One of the reasons I wanted to see Million Dollar Baby was to understand how it could beat The Aviator for Best Picture last year. I had seen neither in the theaters--I am only now overcoming a decade-or-more-old reluctance to go to the movies--but had watched Scorsese's picture a few weeks ago on video, and found it hard to believe Eastwood's boxing-and-mercy picture could top Scorsese's take on the young Howard Hughes. The Aviator is a compelling movie, reminiscent of Francis Ford Coppola's Tucker: The Man and His Dream (1988) in that both deal with World-War-II-era entrepreneurs who grin (Tucker) or grimace (Hughes) at their opponents, then dig in like starving men on opportunity and challenge. Exciting adventures in capitalism, with more than a touch of mania.

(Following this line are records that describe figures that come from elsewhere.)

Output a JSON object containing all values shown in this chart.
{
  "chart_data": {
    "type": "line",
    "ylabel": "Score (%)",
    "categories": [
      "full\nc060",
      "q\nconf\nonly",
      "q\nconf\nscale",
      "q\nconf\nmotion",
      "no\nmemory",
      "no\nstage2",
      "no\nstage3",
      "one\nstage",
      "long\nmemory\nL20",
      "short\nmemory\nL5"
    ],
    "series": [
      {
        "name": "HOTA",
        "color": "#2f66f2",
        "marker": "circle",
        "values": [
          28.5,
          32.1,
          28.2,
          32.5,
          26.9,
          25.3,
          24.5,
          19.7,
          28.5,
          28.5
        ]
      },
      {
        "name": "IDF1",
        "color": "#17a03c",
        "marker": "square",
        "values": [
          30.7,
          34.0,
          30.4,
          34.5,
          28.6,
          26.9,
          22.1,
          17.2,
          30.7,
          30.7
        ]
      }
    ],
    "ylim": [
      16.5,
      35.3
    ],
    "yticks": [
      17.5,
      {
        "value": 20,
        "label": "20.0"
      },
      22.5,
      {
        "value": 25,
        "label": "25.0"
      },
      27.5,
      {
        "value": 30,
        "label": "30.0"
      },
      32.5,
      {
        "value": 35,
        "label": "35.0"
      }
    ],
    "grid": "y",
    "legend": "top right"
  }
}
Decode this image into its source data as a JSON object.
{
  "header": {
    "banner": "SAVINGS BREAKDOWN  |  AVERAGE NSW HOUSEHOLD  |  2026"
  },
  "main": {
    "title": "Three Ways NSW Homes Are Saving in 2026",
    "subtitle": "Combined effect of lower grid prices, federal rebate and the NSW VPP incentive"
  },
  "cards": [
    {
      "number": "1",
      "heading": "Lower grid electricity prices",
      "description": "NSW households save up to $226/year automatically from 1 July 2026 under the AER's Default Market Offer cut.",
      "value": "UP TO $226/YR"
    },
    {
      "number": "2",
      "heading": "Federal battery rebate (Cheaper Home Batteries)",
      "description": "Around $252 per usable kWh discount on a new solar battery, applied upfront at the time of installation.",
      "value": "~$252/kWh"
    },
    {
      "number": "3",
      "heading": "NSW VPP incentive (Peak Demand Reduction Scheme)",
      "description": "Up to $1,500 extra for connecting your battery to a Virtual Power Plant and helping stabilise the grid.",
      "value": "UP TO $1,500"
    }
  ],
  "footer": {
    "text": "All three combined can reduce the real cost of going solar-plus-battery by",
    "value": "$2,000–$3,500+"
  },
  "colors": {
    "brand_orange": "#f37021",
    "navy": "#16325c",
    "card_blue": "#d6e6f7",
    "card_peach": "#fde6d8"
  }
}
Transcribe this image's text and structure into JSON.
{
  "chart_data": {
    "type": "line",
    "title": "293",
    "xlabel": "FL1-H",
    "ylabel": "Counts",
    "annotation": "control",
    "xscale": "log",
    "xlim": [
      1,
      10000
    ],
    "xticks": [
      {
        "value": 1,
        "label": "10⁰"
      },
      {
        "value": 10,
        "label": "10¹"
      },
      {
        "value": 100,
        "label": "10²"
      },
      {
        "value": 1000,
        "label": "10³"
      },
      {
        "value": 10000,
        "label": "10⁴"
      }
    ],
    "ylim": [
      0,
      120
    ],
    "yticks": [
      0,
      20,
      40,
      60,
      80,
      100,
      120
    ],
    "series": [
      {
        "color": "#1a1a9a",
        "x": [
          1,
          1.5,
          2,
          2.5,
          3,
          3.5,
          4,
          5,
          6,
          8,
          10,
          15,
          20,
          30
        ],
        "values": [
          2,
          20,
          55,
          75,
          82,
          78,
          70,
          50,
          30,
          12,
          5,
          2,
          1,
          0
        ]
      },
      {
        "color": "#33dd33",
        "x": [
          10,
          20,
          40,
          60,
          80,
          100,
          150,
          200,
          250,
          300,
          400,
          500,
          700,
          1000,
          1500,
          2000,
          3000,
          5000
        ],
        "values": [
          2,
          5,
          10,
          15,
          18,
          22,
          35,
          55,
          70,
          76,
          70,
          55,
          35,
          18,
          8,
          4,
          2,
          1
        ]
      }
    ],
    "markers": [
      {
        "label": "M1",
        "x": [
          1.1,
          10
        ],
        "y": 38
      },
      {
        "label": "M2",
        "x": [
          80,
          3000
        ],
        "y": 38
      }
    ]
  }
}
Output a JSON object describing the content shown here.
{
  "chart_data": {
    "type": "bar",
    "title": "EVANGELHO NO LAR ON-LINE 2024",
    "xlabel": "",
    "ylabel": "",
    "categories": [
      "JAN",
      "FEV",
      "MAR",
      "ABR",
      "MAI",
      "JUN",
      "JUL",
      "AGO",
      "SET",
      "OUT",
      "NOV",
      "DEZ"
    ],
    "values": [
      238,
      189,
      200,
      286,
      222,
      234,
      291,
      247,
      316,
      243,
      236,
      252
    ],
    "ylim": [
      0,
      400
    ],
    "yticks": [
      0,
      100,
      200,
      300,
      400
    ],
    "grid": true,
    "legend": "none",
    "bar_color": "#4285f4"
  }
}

Having now seen both Scorsese's and Eastwood's pictures, I can make all kinds of guesses why Million Dollar Baby won the Oscar; but if I had to land on anything, it's Scorsese's insistence on mercilessly dissecting his characters' fearsome, fearful weaknesses while demanding our pity. The hard work of tragedy, in other words. And while Eastwood, as I note in my discussion of his film, also grabs us by the nape and refuses to let us look away, we somehow feel that the pain and loss of his world are part of an assertion; with Scorsese, though, it is revelation, and all the horrors that entails. Not the stuff of Oscar, who, if he allows horror to win, as with The Silence of the Lambs, prefers it washed down with a good kee-antee.
Simply put, we don't like Scorsese's protagonists. From Travis Bickle to Jimmy Doyle to Jake LaMotta to Rupert Pupkin, from Vincent in The Color of Money to Henry Hill in Goodfellas--jeez, even his Jesus gives us the creeps--Scorsese rubs our noses in our missteps, our venality, our obsessive-compulsive yearning for order--which Freud defined as the "compulsion to repeat" and linked it with the need for cleanliness--and in most of his films, including The Aviator, wraps loss tight like a baseball bat and comes at us with it like Joe Pesci pissed off.
I don't think they'll ever give out Oscars for directing such a reality--acting in it, sure; I like to imagine that every other actor was relieved that De Niro was the one willing to tear himself like strips of newspaper in Raging Bull. But I hope Scorsese continues making these pictures, which have so much pity for the pitiless--and isn't it easy to love those who deserve our love? (Where have I heard that before?) Poor Leo, having to pee in all those milk bottles, cut his hands while washing, shiver and shake like an addict at the mere thought of human contact. Lost in his cell, Jake LaMotta insists, "I'm not an animal." But he also chants, "I'm the boss." Twenty-five years later, Scorsese seems to feel the loss even more deeply, as Hughes inanely chants, "Come in with the milk." But he also knows "the way of the future," and I think it lies in our capacity to love Scorsese's madmen and sinners, even when they seem alien--if only because such seeming masks our reluctance to accept identification. If tragedy works, it is because we are fearful of and for the tragic hero--and not just fearful of him because he is so overwhelming, but because, as Pogo said so long ago, "We have met the enemy and he is us."